Nicolini successfully debuted in the sport in 2011, winning by first-round armbar in Peru, but only completely shifted her focus three years later. With a 2-1 record in the sport, Nicolini signed with ONE Championship and moved to Singapore, where she trains and teaches jiu-jitsu, and submitted Mona Samir in 136 seconds in her promotional debut.
“I had a great training camp for that fight,” Nicolini told MMA Fighting. “Ever since I moved to Singapore, I focused on getting better for the debut. The fight was in Singapore, so the entire gym was there to watch me compete. I gained more experience since that fight. I still don’t risk standing and trading yet [laughs], but I’m more mature in MMA.”
On Friday morning, Nicolini will step back inside the cage to meet Irina Mazepa at ONE Championship 54 in Manila. The Brazilian grappler is confident she will win, but admits she didn’t expect to face such a tough opponent so early in her career.
“I thought it would be good to fight someone in between,” Nicolini said, “but they gave me this tough opponent. But it’s nice.
“There’s no title in our division yet, so they came up with this idea of making this fight for the belt. They asked me if I’d fight her for the belt, and I said of course, but then they matched us up in a non-title fight. I think there were other girls I could fight before her, but it’s ok.”
Mazepa holds a 2-0 MMA record with both of her wins being under the ONE banner, but had a career in kickboxing prior to her transition to MMA. In the kickboxing ring, the Russian striker competed with UFC bantamweight contender Valentina Shevchenko in the final of a one-night tournament in 2014, losing by stoppage.
“I watched some of her fights, and my coaches watched everything,” Nicolini said of Mazepa. “She’s a striker and I’m a grappler, so it won’t change anything. The fight will be the same if we fight today or in six months or in a year.

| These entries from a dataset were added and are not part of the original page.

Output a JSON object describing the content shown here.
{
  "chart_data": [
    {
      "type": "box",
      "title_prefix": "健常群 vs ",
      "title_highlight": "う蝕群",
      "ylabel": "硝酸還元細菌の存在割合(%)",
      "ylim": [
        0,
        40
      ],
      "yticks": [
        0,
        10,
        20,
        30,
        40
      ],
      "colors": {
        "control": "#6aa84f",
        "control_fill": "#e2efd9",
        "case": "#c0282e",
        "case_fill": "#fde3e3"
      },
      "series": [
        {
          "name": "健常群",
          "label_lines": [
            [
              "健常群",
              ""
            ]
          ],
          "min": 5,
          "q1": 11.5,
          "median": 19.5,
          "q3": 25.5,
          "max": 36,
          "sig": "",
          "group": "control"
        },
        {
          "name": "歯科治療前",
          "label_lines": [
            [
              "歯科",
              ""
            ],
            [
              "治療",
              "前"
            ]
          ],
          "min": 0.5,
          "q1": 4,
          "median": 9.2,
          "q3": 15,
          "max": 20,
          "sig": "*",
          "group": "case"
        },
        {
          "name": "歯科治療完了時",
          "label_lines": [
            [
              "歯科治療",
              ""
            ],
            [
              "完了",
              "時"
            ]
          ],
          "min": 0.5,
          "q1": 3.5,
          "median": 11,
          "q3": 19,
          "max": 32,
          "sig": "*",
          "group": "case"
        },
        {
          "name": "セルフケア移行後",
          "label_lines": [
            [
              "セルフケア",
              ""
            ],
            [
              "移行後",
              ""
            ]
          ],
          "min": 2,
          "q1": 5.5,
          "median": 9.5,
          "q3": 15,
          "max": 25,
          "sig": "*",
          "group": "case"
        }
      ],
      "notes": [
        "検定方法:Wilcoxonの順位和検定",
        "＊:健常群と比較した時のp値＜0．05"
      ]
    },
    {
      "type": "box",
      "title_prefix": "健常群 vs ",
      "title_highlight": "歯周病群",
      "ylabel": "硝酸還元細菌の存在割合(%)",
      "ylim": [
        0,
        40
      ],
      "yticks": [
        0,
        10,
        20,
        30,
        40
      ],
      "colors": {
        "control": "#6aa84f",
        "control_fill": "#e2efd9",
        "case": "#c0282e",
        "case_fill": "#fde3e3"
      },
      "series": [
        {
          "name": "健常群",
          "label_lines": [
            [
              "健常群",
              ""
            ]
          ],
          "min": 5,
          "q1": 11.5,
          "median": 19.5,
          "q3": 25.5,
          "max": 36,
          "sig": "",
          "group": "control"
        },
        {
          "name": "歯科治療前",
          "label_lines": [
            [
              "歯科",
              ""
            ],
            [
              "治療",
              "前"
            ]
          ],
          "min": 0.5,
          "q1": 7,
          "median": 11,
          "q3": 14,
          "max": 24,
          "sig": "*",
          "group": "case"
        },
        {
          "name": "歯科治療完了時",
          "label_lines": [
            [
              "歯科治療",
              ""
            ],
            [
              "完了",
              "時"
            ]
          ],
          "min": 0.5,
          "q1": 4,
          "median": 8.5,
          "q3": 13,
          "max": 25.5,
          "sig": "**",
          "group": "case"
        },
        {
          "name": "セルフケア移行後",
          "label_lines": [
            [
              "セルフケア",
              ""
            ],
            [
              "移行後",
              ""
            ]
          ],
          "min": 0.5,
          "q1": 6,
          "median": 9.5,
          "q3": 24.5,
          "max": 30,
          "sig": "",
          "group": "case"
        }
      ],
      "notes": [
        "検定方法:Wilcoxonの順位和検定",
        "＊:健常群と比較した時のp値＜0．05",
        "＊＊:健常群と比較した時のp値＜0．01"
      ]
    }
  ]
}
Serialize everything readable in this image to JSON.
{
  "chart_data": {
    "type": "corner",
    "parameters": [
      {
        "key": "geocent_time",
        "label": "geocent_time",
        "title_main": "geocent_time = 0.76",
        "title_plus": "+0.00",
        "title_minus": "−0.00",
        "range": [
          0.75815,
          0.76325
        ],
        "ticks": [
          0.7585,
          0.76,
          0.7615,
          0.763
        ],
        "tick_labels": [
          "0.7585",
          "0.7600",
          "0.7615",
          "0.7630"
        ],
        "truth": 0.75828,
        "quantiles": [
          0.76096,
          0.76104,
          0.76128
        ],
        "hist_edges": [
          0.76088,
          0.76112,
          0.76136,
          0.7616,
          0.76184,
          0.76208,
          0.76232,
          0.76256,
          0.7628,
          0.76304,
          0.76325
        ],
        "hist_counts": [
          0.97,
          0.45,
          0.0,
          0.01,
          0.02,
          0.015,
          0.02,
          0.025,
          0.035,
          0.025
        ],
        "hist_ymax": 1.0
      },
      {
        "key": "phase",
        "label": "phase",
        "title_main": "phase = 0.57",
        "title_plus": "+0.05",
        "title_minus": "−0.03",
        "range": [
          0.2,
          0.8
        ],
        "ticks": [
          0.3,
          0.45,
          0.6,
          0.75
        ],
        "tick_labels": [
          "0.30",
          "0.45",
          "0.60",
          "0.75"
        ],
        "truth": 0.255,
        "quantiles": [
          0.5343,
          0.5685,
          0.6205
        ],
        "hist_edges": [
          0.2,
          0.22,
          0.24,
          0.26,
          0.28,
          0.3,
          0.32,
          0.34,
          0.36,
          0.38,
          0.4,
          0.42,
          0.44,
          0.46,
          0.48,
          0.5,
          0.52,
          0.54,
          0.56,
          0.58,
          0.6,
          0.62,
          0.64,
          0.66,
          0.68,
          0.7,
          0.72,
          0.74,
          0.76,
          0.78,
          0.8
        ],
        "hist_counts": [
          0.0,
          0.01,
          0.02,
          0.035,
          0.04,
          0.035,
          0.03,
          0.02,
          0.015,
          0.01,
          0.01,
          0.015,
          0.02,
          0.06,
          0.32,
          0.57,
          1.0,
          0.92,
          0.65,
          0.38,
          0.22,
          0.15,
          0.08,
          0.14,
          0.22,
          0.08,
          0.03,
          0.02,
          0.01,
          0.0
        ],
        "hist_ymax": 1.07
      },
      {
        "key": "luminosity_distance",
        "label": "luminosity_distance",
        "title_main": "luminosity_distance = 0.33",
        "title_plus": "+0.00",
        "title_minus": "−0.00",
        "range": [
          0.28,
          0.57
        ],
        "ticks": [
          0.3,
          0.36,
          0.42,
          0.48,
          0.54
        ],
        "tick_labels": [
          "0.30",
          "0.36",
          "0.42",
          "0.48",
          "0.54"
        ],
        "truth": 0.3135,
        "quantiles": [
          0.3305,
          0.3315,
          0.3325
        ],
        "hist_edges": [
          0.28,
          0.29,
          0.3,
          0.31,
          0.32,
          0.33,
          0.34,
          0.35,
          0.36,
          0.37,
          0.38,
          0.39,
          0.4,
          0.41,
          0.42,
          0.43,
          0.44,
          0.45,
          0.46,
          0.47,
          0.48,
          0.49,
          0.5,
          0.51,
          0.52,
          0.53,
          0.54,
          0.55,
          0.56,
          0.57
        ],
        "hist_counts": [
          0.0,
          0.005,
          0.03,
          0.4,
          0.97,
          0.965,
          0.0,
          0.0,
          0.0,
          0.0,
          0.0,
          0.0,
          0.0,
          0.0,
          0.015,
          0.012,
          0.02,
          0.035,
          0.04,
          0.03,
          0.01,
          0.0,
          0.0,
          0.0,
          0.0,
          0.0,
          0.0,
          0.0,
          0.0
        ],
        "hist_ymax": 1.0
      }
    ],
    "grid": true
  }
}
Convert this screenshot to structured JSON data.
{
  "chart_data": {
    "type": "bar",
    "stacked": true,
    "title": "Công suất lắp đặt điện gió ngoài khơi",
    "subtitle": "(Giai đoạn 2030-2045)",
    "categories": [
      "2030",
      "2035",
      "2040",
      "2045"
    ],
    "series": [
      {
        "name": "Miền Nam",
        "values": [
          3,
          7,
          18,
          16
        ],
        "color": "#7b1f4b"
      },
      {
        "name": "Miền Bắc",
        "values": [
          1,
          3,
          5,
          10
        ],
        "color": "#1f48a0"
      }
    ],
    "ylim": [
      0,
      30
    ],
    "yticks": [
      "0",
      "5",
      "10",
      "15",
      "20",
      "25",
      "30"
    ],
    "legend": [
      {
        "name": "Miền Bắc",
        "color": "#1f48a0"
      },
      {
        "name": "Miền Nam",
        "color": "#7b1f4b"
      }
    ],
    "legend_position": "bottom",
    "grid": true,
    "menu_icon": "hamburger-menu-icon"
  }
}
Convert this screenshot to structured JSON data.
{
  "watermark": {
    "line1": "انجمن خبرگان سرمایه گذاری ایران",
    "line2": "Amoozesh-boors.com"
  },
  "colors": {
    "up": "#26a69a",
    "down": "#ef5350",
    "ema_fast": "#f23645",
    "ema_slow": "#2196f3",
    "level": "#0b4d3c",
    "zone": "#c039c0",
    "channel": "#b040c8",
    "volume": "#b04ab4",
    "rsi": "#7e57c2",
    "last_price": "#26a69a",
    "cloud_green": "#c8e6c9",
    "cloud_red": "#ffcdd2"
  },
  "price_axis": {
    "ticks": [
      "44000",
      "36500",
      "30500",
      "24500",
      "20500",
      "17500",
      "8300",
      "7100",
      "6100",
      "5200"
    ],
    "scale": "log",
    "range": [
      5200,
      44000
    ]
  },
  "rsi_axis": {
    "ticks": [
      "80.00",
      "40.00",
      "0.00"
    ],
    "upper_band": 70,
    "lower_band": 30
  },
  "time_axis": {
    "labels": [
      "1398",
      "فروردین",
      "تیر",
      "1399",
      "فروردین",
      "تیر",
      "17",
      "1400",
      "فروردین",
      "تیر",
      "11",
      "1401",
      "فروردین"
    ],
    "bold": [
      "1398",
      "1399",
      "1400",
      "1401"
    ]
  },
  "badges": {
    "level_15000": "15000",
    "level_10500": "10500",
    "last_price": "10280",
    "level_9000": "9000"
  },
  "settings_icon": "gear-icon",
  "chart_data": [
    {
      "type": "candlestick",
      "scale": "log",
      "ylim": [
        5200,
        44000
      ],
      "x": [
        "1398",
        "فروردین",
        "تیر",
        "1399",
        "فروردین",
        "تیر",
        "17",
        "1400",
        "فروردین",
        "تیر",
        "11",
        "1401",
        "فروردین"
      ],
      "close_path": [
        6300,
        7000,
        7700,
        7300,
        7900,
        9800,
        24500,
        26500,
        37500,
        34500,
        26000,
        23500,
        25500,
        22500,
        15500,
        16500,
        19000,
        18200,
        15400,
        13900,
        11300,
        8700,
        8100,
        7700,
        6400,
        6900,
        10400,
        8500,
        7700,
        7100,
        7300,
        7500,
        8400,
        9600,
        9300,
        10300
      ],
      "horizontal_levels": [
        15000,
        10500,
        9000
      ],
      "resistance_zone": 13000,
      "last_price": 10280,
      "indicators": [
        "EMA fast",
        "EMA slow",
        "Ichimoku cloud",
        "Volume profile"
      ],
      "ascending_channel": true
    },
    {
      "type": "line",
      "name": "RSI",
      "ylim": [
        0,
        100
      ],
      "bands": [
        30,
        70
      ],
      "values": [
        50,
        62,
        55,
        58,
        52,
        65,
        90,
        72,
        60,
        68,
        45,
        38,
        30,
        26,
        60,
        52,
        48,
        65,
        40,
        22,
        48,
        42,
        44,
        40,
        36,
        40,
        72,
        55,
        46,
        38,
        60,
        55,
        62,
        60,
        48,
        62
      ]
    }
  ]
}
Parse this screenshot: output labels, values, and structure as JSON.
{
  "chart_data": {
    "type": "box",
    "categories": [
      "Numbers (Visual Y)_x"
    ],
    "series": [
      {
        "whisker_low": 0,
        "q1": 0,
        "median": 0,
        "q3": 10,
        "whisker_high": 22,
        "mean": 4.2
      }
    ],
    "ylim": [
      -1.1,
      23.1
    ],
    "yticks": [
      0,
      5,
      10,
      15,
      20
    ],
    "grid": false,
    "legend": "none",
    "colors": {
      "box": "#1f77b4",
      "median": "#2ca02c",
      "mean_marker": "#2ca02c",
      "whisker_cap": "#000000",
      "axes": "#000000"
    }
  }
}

So let’s fight now.”
“A clash of styles makes it pretty obvious what every fighter will go for in the fight,” Nicolini says, “but I’ve trained hard and focused on my wrestling. I never had good takedowns in jiu-jitsu, but I’ve worked on my wrestling. I know she probably worked hard on her takedown defenses, too. She might defend my takedown once or twice, but I will manage to get her on the ground.
“I see myself taking her down, passing guard and submitting her.”
With tons of titles in high-level grappling competition in her resume, Nicolini’s ultimate goal is to add more gold now that she’s a MMA fighter.
“I’ll ask for the belt after the fight,” Nicolini said. “There aren’t many girls in the division yet, so maybe one or two more fights and the title will be on the line. My goal is to win the ONE belt.
“This is my biggest dream,” she continued. “Be a world champion in jiu-jitsu, with everything I’ve accomplished, and make the transition to MMA, a new sport to me, and do well. I won’t fight as many years as I did in jiu-jitsu, of course, but I want to be as successful as I was in jiu-jitsu.”